= University Musical Society =

The University Musical Society (UMS) is a not-for-profit performing arts presenter located on the campus of the University of Michigan in Ann Arbor, Michigan. It was established in December 1880. While UMS is affiliated with the University of Michigan and is a regular collaborator with many university units, UMS supports itself through ticket sales, foundation and government grants, corporate and individual contributions, and endowment income.

UMS now hosts approximately 75 performances and more than 100 educational events each season. UMS presents performances in different venues located in Ann Arbor, each particularly suited to the events that occur there. These venues are not owned or operated by UMS and are rented for each performance.

==History==
UMS was founded locally in Ann Arbor, Michigan, by local townspeople, university faculty, staff, and students who came together to perform Messiah (Handel). Their first performance of Handel's Messiah was done in December 1879. The group was led by Professor Henry Simmons Frieze and conducted by Professor Calvin Cady, and they called themselves The Choral Union. Since then, the Messiah has been performed annually by the group during the holiday season.

Many members of the newly founded Choral Union were also affiliated with the university. For this reason, the University Musical Society was established in December 1880. UMS included both the University Orchestra and Choral Union. Throughout the year, the groups presented a series of concerts that featured their two groups as well as local and visiting performing artists.

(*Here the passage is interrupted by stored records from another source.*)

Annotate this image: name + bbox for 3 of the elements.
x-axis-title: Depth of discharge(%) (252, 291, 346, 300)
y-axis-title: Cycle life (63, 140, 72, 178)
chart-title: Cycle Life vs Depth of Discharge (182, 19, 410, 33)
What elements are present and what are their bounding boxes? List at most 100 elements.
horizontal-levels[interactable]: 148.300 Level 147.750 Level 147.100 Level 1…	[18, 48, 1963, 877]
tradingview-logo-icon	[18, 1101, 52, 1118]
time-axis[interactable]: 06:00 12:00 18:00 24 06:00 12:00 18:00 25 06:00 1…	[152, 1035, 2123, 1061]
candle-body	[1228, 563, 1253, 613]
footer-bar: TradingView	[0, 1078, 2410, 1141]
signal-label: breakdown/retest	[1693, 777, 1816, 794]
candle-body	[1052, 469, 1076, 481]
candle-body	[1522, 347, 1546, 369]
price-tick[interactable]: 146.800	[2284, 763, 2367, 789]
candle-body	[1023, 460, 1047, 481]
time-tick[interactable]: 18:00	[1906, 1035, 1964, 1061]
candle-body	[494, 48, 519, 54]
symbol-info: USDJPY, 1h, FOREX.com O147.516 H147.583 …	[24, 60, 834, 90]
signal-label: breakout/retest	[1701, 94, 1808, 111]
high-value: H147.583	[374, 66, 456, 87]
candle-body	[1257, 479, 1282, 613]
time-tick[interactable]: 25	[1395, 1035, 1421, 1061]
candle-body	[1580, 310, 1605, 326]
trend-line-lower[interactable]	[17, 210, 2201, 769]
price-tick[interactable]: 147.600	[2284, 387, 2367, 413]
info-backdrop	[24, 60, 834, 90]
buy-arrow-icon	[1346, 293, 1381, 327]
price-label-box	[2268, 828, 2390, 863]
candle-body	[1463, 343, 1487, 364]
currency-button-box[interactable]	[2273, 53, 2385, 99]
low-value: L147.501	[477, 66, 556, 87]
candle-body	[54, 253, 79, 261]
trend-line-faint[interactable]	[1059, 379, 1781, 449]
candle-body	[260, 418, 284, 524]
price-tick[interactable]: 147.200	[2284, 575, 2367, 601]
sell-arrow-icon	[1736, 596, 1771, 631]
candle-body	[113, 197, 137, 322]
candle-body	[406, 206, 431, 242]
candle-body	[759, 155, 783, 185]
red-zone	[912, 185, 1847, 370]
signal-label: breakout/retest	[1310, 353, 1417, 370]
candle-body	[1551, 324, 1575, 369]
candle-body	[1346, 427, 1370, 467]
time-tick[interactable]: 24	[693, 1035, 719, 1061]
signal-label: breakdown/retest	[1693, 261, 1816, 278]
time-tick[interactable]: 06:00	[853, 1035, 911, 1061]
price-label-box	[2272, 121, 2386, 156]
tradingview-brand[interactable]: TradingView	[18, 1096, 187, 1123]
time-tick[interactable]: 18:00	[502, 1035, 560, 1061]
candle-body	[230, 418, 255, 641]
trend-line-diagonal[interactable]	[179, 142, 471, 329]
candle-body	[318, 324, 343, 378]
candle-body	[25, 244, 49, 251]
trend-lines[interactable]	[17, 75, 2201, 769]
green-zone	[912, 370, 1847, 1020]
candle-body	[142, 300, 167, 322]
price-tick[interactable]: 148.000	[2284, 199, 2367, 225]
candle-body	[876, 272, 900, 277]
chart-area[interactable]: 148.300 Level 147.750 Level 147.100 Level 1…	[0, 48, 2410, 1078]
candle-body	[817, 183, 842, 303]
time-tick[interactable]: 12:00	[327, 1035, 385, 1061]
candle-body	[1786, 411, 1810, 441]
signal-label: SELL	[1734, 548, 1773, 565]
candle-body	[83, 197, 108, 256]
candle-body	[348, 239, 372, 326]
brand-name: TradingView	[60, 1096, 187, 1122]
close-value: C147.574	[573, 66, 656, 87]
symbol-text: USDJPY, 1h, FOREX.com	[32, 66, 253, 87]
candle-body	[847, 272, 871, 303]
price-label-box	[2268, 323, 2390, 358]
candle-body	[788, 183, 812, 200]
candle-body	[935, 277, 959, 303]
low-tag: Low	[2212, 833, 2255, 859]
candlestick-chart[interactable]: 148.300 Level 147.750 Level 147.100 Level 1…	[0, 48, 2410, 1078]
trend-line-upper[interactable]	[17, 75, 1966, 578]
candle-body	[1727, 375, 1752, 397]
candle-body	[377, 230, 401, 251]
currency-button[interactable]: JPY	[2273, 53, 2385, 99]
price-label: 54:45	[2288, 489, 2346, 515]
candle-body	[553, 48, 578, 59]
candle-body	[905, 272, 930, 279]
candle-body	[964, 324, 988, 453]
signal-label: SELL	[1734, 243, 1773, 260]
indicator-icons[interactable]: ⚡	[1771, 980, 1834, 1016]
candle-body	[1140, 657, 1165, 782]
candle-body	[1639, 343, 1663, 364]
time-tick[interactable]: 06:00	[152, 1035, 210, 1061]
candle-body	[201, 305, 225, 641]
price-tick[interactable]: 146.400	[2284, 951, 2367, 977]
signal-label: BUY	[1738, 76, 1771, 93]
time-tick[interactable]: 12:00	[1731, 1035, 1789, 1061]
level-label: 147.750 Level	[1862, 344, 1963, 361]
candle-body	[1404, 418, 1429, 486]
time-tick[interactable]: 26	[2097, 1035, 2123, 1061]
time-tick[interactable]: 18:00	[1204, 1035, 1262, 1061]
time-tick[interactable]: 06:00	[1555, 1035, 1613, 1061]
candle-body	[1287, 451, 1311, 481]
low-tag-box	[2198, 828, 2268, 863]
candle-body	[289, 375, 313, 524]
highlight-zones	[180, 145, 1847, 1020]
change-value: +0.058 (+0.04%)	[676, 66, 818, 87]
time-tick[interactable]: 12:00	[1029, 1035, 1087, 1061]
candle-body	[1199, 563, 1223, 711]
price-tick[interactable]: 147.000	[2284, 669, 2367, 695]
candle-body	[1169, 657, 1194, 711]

UMS has continued to grow and bring in performing artists, including internationally renowned orchestras, dance and chamber ensembles, jazz, Opera, and Theatre. This year marks UMS' 144th season. UMS's current president is Matthew VanBesien, former president of the New York Philharmonic.

==Mission statement==
To inspire individuals and enrich communities by connecting audiences and artists in uncommon and engaging experiences.